3D printing is gradually changing the ways of manufacturing, production and our lifestyle. What is it? How do they do it? Why would I need it? Those are questions you are probably asking yourself right now.
3D printing, also known as additive manufacturing, is a branch of the rapid prototyping family and is the process of turning digital files into physical products, parts and components via the use of a 3D printing device.
|rapid prototyping to your heart's content|
3D models are created via the build up of layers of a chosen material, typically and the most commonly used material is ABS plastic, however other materials can be used, such as metals and ceramics. So how long does it take to produce such products? The answer is simple, the bigger the model size- the longer the process time. So why do we need 3D printing and what benefits can it offer you?
|3D printed bits and bobs|
To date, many 3D printed products have been created, from promotional gifts and household objects to furniture and even medical appliances. 3D printing is gradually making a solid and effective entrance into the design and manufacturing industry, but has a lot of further consideration and development to be done.
|Intricate design - but is THAT manufacturable?|
But the main reason why people are taking advantage of 3D printing these days is for the rapid production of prototypes for design development and visualization. Due to the quick production time, designers can quickly transform their 3D files into 3D models at the click of a button. This can be extremely useful in terms of product testing and making sure parts/components are being produced the way they are intended on screen. It also offers the designer a greater feel and hands on experience with the product, rather than simple rotations and angle changes of a 3D file on screen.
Further advantages of 3D printing:
- Shape and form experimentation
- Faster communication between client and user.
- Cheap manufacturing
- Fast time to market.
- Reduced travel and manufacturing development costs.
So far from this post, you would think 3D printing surely is the future of design,manufacture and production, which in the long run probably is. However, there is a lot of work to be done and a lot of considerations to take. For example, although real-sized models can be made rapidly, production time for large items can take a long time, and in the long run this may slow down development timing.
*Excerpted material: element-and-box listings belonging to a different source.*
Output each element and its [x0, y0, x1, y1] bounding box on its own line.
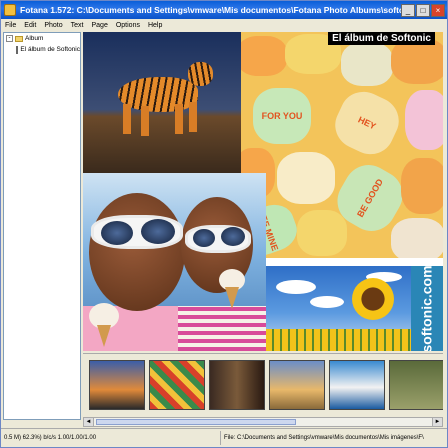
album-tree-pane: - Album El álbum de Softonic — [3, 32, 81, 420]
tree-item-softonic-album[interactable]: El álbum de Softonic — [4, 44, 80, 55]
tiger-leg — [123, 104, 131, 134]
album-page-canvas[interactable]: FOR YOU HEY BE GOOD BEE MINE El álbum de… — [83, 32, 443, 351]
page-icon — [16, 45, 19, 54]
scroll-left-icon[interactable]: ◄ — [84, 418, 94, 426]
window-title: Fotana 1.572: C:\Documents and Settings\… — [20, 5, 401, 15]
tiger-head — [188, 62, 213, 86]
status-file-path: File: C:\Documents and Settings\vmware\M… — [224, 435, 424, 441]
close-button[interactable]: × — [431, 3, 445, 17]
icecream-cone — [97, 325, 111, 347]
minimize-button[interactable]: _ — [401, 3, 415, 17]
sunflower-field — [266, 329, 416, 351]
fotana-app-icon — [4, 4, 16, 16]
title-bar[interactable]: Fotana 1.572: C:\Documents and Settings\… — [1, 1, 447, 19]
sunglasses-lens — [221, 227, 245, 246]
thumbnail-island[interactable] — [329, 360, 385, 410]
sunglasses-lens — [193, 229, 215, 247]
album-title-label[interactable]: El álbum de Softonic — [328, 32, 435, 45]
kids-icecream-photo[interactable] — [83, 173, 266, 351]
thumbnail-interior[interactable] — [209, 360, 265, 410]
menu-edit[interactable]: Edit — [20, 22, 40, 29]
sunflower-photo[interactable]: softonic.com — [266, 266, 443, 351]
cloud — [310, 296, 344, 308]
candy-text: HEY — [356, 114, 378, 131]
status-bar: 0.5 M) 62.3%) b/c/s 1.00/1.00/1.00 File:… — [1, 428, 447, 447]
cloud — [276, 280, 316, 294]
icecream-cone — [225, 287, 239, 309]
candy-heart — [391, 218, 443, 258]
candy-heart — [341, 42, 393, 86]
candy-heart — [297, 210, 347, 256]
menu-file[interactable]: File — [1, 22, 20, 29]
striped-shirt — [178, 306, 266, 351]
thumbnail-extra[interactable] — [389, 360, 443, 410]
folder-icon — [15, 35, 23, 42]
tiger-leg — [175, 104, 183, 134]
horizontal-scrollbar[interactable]: ◄ ► — [83, 417, 443, 427]
thumbnail-sunset[interactable] — [89, 360, 145, 410]
status-zoom-info: 0.5 M) 62.3%) b/c/s 1.00/1.00/1.00 — [1, 431, 221, 445]
candy-heart: HEY — [327, 84, 407, 162]
thumbnail-strip — [83, 353, 443, 417]
candy-text: FOR YOU — [261, 110, 303, 121]
tree-item-label: Album — [25, 35, 44, 42]
candy-hearts-photo[interactable]: FOR YOU HEY BE GOOD BEE MINE El álbum de… — [241, 32, 443, 258]
kid-face-left — [89, 193, 185, 311]
thumbnail-beach[interactable] — [269, 360, 325, 410]
candy-heart: FOR YOU — [253, 88, 311, 144]
candy-text: BE GOOD — [354, 176, 385, 219]
maximize-button[interactable]: □ — [416, 3, 430, 17]
tiger-leg — [141, 106, 149, 136]
scroll-right-icon[interactable]: ► — [432, 418, 442, 426]
softonic-logo-text: softonic.com — [419, 266, 435, 351]
menu-page[interactable]: Page — [87, 22, 111, 29]
scroll-thumb[interactable] — [96, 419, 296, 425]
tree-item-label: El álbum de Softonic — [20, 46, 80, 53]
tiger-leg — [189, 102, 197, 132]
app-window: Fotana 1.572: C:\Documents and Settings\… — [0, 0, 448, 448]
tiger-photo[interactable] — [83, 32, 241, 173]
softonic-logo-band: softonic.com — [411, 266, 443, 351]
menu-photo[interactable]: Photo — [40, 22, 66, 29]
menu-options[interactable]: Options — [112, 22, 144, 29]
candy-heart — [401, 158, 443, 214]
candy-heart — [241, 36, 287, 76]
menu-text[interactable]: Text — [67, 22, 88, 29]
thumbnail-toys[interactable] — [149, 360, 205, 410]
collapse-icon[interactable]: - — [6, 35, 13, 42]
sunglasses-lens — [141, 219, 175, 244]
candy-heart — [405, 90, 443, 150]
tree-item-album[interactable]: - Album — [4, 33, 80, 44]
sunflower — [352, 278, 394, 320]
sunglasses-lens — [101, 221, 133, 245]
candy-heart — [277, 152, 335, 204]
menu-help[interactable]: Help — [144, 22, 166, 29]
menu-bar: File Edit Photo Text Page Options Help — [1, 19, 447, 31]
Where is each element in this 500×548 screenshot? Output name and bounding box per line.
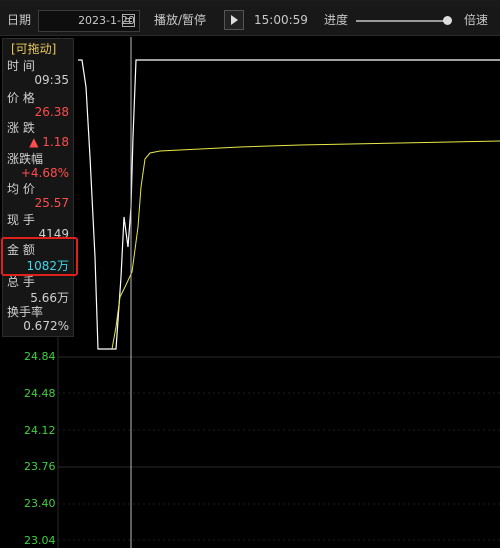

Once a 3D product has been created, surface treatments such as polishing/sanding is required as the layers are visible to the naked eye, further increasing timing and costs. However the most crucial factor to consider is the initial machine costing. 3D printers are not cheap. It is an investment to consider, but once obtained, one's design options will be expanded greatly.
|The future of prosthetics?|
So how can 3D printing help us in the long run? There are many future plans for the use of 3D printing and ways in which it can be applied to user products and appliances. There are already major development plans for 3D printing to be used to create household structures and frames, architecture that would not be able to be created with the current technology we have. Intricate shaped buildings and crazy futuristic venues are just a few of the future architectural plans. But some of the most important and crucial future applications of 3D printing are printing organs and prosthetics for those who are injured and in need. This could be a fantastic leap within the healthcare industry and impact greatly in terms of rapid cures and recovery.